The marriage was not the happiest, with the timid Maria Cristina too innocent and modest to be comfortable at the Neapolitan court as Queen, especially with an unsympathetic husband. Nevertheless, she was heroic in her charity to the poor and sick. She died shortly after giving birth to a son, Francis, in 1836. Francis, who succeeded his father as King of the Two Sicilies in 1859 as Francis II, would be the last king in Naples, with a distant cousin of Blessed Maria Cristina, Victor Emmanuel II, annexing the kingdom that had been conquered by the liberal revolutionary Giuseppe Garibaldi in 1861.

Queen Maria Cristina was beatified in January 2014 with the approval of Pope Francis. Interestingly, while Blessed Maria Cristina died long before she would have been able to make peace in her family, the observance of her beatification, “united for the first time in 50 years the principal branches of the Bourbon Two Sicilies dynasty,” that had been disputing whom was the rightful head of the house.

In the last century and a half, monarchs have been fewer in number, and less noted for their fervor. So the Church now faces the contemporary world that seems to have so little time for the Catholic Faith or for Queens.

If only a holy Queen were able to bring about our conversion and make peace in our time…

Let us invoke the Blessed Virgin Mary, Queen of the Church, that she might do precisely that!

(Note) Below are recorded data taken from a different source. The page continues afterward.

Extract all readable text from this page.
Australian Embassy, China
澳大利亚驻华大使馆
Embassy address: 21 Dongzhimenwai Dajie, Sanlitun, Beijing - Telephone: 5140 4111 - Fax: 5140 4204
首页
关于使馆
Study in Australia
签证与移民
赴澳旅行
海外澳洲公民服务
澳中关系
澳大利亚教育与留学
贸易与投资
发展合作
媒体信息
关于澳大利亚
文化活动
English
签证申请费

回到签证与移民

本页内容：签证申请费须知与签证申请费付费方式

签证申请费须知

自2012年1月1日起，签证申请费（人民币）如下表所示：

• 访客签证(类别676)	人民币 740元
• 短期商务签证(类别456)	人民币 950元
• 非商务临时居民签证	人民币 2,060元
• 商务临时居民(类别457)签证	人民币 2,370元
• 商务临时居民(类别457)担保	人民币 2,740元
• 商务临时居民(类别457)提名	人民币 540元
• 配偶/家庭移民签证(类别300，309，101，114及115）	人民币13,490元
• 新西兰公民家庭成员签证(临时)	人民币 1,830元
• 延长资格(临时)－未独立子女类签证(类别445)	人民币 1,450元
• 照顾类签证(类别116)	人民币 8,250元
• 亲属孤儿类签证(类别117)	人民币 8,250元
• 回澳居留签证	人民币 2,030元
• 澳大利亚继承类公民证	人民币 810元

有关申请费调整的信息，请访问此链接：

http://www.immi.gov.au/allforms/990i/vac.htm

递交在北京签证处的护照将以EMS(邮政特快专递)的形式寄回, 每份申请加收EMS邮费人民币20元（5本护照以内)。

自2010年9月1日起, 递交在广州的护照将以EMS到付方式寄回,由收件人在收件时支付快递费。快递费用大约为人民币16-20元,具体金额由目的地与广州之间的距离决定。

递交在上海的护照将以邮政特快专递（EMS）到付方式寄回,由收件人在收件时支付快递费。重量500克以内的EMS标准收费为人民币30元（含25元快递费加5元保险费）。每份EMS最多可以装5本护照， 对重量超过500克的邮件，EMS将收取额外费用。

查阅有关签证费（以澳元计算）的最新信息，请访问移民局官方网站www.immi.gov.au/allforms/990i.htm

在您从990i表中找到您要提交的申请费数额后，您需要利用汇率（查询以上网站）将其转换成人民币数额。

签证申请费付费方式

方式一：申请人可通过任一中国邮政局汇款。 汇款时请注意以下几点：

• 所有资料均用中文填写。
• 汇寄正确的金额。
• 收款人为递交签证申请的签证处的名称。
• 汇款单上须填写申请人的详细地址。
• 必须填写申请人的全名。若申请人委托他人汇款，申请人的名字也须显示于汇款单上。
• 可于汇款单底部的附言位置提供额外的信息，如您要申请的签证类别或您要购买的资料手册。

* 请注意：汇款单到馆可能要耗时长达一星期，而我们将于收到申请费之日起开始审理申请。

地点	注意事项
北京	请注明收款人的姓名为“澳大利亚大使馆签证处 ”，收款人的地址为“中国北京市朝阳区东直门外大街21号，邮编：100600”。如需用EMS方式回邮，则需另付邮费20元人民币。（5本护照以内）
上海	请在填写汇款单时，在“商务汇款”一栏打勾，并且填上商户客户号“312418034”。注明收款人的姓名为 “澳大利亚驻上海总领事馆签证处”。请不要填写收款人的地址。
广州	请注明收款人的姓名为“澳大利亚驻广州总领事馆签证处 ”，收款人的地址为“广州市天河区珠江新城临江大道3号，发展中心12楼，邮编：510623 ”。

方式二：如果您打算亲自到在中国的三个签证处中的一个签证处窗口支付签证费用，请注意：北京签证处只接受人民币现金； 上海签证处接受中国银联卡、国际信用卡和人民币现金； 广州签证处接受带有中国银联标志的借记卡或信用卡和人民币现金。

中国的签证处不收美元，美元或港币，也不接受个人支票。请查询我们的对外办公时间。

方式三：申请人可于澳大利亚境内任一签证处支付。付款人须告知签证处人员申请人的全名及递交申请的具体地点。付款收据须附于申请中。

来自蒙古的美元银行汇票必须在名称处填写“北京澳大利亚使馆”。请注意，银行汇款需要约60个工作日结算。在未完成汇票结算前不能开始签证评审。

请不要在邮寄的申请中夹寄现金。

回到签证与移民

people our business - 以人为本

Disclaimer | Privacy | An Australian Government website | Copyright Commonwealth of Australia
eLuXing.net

[Editor’s Note: These are just six of the Queen Saints, but there are many others. The list as best we can tell also includes Sts.: Balthild, Cunigunde, Radegund, Joan of France, Margaret of Scotland, Pulcheria, Seaxburg of Ely, Matilda, Hereswith, Æthelburh of Kent, Æthelburg of Wessex, Ermenilda, Ælfgifu of Shaftesbury, Eanflæd, Olga of Kiev, Bl. Mafalda of Portugal, Bl. Teresa of Portugal, and Bl. Gisela of Hungary.]